А тот, надо отдать ему должное, сумел воспользоваться сложившимися обстоятельствами. Он начал с того, что закрыл дверь на ключ, отнес Марию-Луизу на постель и, осыпав жгучими ласками, на какое-то время изгладил из ее памяти даже подобие тяжелых воспоминаний…
Невзирая на равнодушие, которое экс-императрица демонстративно проявляла по отношению к Наполеону, к концу сентября среди членов Конгресса стал распространяться слух, что она продолжала переписываться с изгнанником и тайно готовилась отбыть на Эльбу.
Нашлись дипломаты, не замедлившие воспользоваться этими разговорами, чтобы поднять вопрос о правомерности получения ею титула герцогини Пармской.
Взбешенная этим, молодая женщина обратилась к отцу. Тот с олимпийским спокойствием посоветовал ей афишировать свою связь с Нейппергом, что явится для членов Конгресса самым убедительным доказательством ее окончательного разрыва с Наполеоном.

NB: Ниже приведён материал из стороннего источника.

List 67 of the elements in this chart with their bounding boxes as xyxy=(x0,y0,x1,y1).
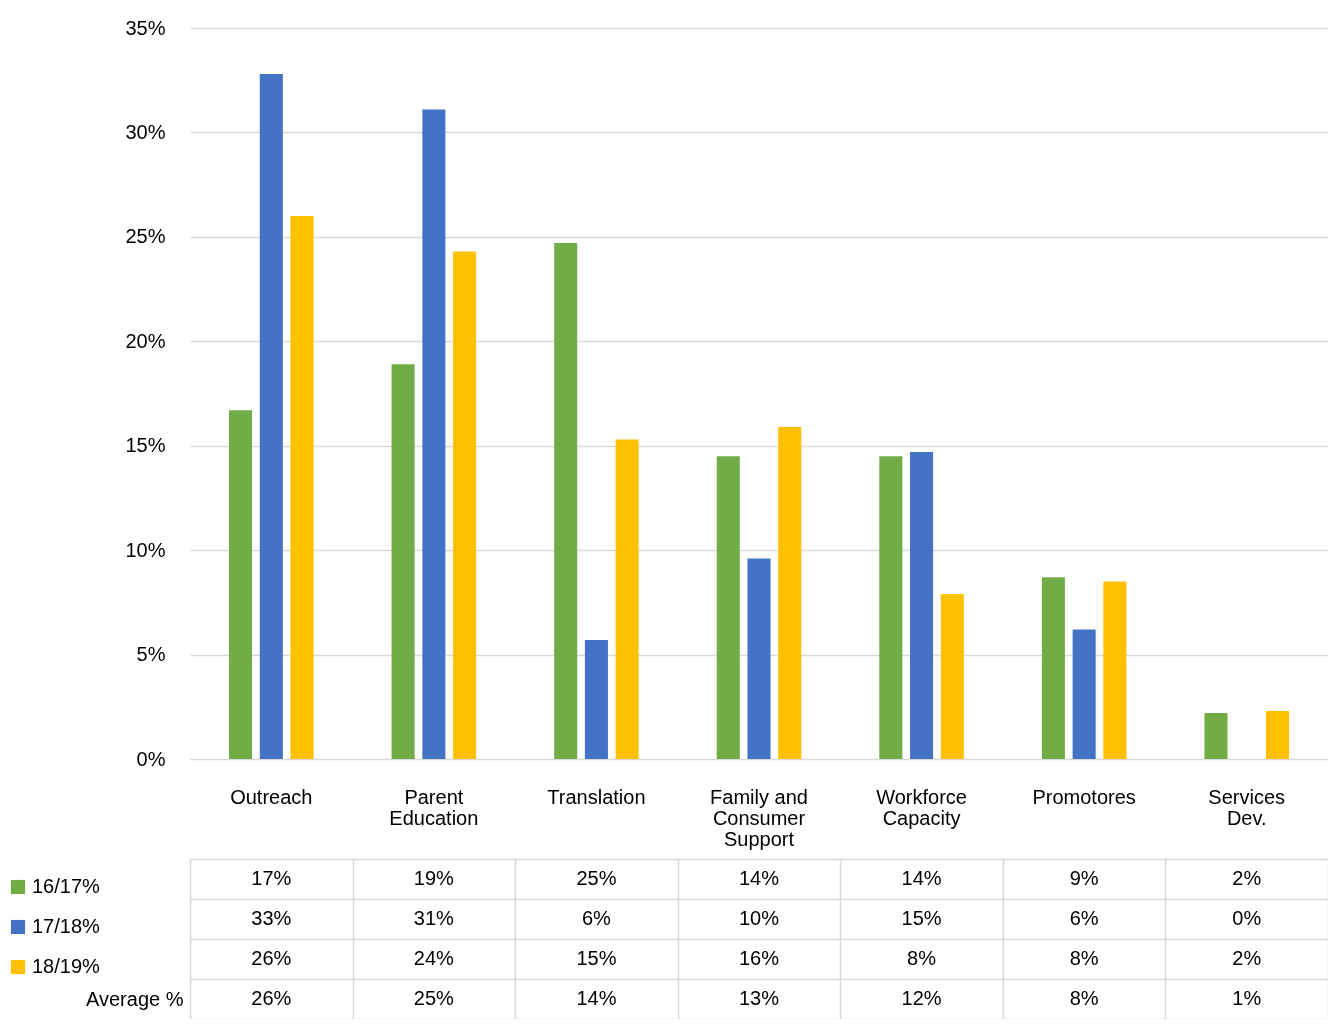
y-tick-label: 25% xyxy=(125,225,166,248)
y-tick-label: 15% xyxy=(125,434,166,457)
y-tick-label: 10% xyxy=(125,538,166,561)
data-label: 24% xyxy=(413,947,455,969)
bar xyxy=(716,456,740,759)
text: 26% xyxy=(251,987,292,1009)
data-label: 15% xyxy=(901,907,942,929)
data-label: 19% xyxy=(413,867,455,889)
bar xyxy=(290,215,314,759)
legend-label: 18/19% xyxy=(32,955,101,977)
bar xyxy=(1041,577,1065,759)
text: 1% xyxy=(1232,987,1262,1009)
x-tick-label: Outreach xyxy=(230,785,313,808)
bar xyxy=(584,639,608,759)
data-label: 33% xyxy=(251,907,292,929)
data-label: 14% xyxy=(738,867,780,889)
x-tick-label: Workforce Capacity xyxy=(876,785,967,829)
data-label: 8% xyxy=(907,947,937,969)
bar xyxy=(259,73,283,759)
data-label: 6% xyxy=(1069,907,1099,929)
bar xyxy=(778,426,802,759)
text: 13% xyxy=(738,987,780,1009)
x-tick-label: Parent Education xyxy=(389,785,479,829)
data-label: 0% xyxy=(1232,907,1262,929)
bar xyxy=(747,558,771,759)
text: 25% xyxy=(413,987,455,1009)
x-tick-label: Promotores xyxy=(1032,785,1136,808)
data-label: 31% xyxy=(413,907,455,929)
y-tick-label: 20% xyxy=(125,329,166,352)
bar xyxy=(879,456,903,759)
data-label: 25% xyxy=(576,867,617,889)
bar xyxy=(391,364,415,759)
x-tick-label: Services Dev. xyxy=(1208,785,1286,829)
bar xyxy=(1204,713,1228,759)
bar xyxy=(1265,710,1289,759)
data-label: 16% xyxy=(738,947,780,969)
y-tick-label: 5% xyxy=(136,643,166,666)
bar xyxy=(422,109,446,759)
bar xyxy=(940,594,964,759)
y-tick-label: 35% xyxy=(125,16,166,39)
text: 8% xyxy=(1069,987,1099,1009)
data-label: 2% xyxy=(1232,947,1262,969)
data-label: 10% xyxy=(738,907,780,929)
text: 12% xyxy=(901,987,942,1009)
data-label: 17% xyxy=(251,867,292,889)
data-label: 15% xyxy=(576,947,617,969)
text: 14% xyxy=(576,987,617,1009)
y-tick-label: 0% xyxy=(136,747,166,770)
legend-label: 17/18% xyxy=(32,915,101,937)
data-label: 8% xyxy=(1069,947,1099,969)
bar xyxy=(1103,581,1127,759)
data-label: 26% xyxy=(251,947,292,969)
bar xyxy=(910,451,934,759)
bar xyxy=(615,439,639,759)
data-label: 14% xyxy=(901,867,942,889)
data-label: 2% xyxy=(1232,867,1262,889)
data-label: 6% xyxy=(581,907,612,929)
bar xyxy=(229,410,253,759)
bar xyxy=(554,243,578,759)
legend-label: 16/17% xyxy=(32,875,101,897)
bar xyxy=(453,251,477,759)
bar xyxy=(1072,629,1096,759)
y-tick-label: 30% xyxy=(125,120,166,143)
x-tick-label: Family and Consumer Support xyxy=(710,785,808,850)
x-tick-label: Translation xyxy=(547,785,646,808)
data-label: 9% xyxy=(1069,867,1099,889)
text: Average % xyxy=(86,987,184,1010)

Два часа спустя при дворе объявили, что генерал Нейпперг произведен в обер-шталмейстеры, а также назначен камергером эрц-гериогини. Это означало, что теперь он с полным правом мог находиться в одной карете со своей возлюбленной.
С тех пор они открыто прогуливались по улицам Вены, посещали концерты и даже совершали загородные прогулки.
Макс Биллар писал по этому поводу:
«Теперь даже тень воспоминаний не омрачала настоящего, и ничто не напоминало Марии-Луизе императора. Она любила Нейпперга и не старалась больше скрывать свою странную привязанность к этому человеку, „целиком завладевшему не только ее умом и сердцем, но и всем ее существом“. Она ездила со своим камергером верхом или в коляске. Случалось, они останавливались на какой-нибудь ферме и пили там молоко, заедая его хлебом домашней выпечки. Или же, сидя в рощице под деревьями, наслаждались красотой окрестных пейзажей. Любовные игры на лоне природы, прямо на траве, в укромных, живописных уголках — все это было восхитительно и очень поэтично, под стать идиллиям Геснера и пасторалям Флориана. Мария-Луиза была весела и остроумна, и это свидетельствовало о том, что она счастлива…».
Странное пристрастие заниматься любовью под открытым небом, продолжает Турнье, привело к тому, что однажды любовники резвились так беззастенчиво, что притаившиеся за изгородью крестьяне получили «наглядный урок по части любовных утех».
В окрестностях Вены некоторые пастухи могли похвастаться тем, что знают, какого цвета «ежик» у ее императорского величества эрцгерцогини австрийской…
Самоотречение Марии-Луизы в конце концов вразумило членов Конгресса, и герцогство Пармское было пожаловано — но не бывшей французской императрице, а неверной жене Наполеона I.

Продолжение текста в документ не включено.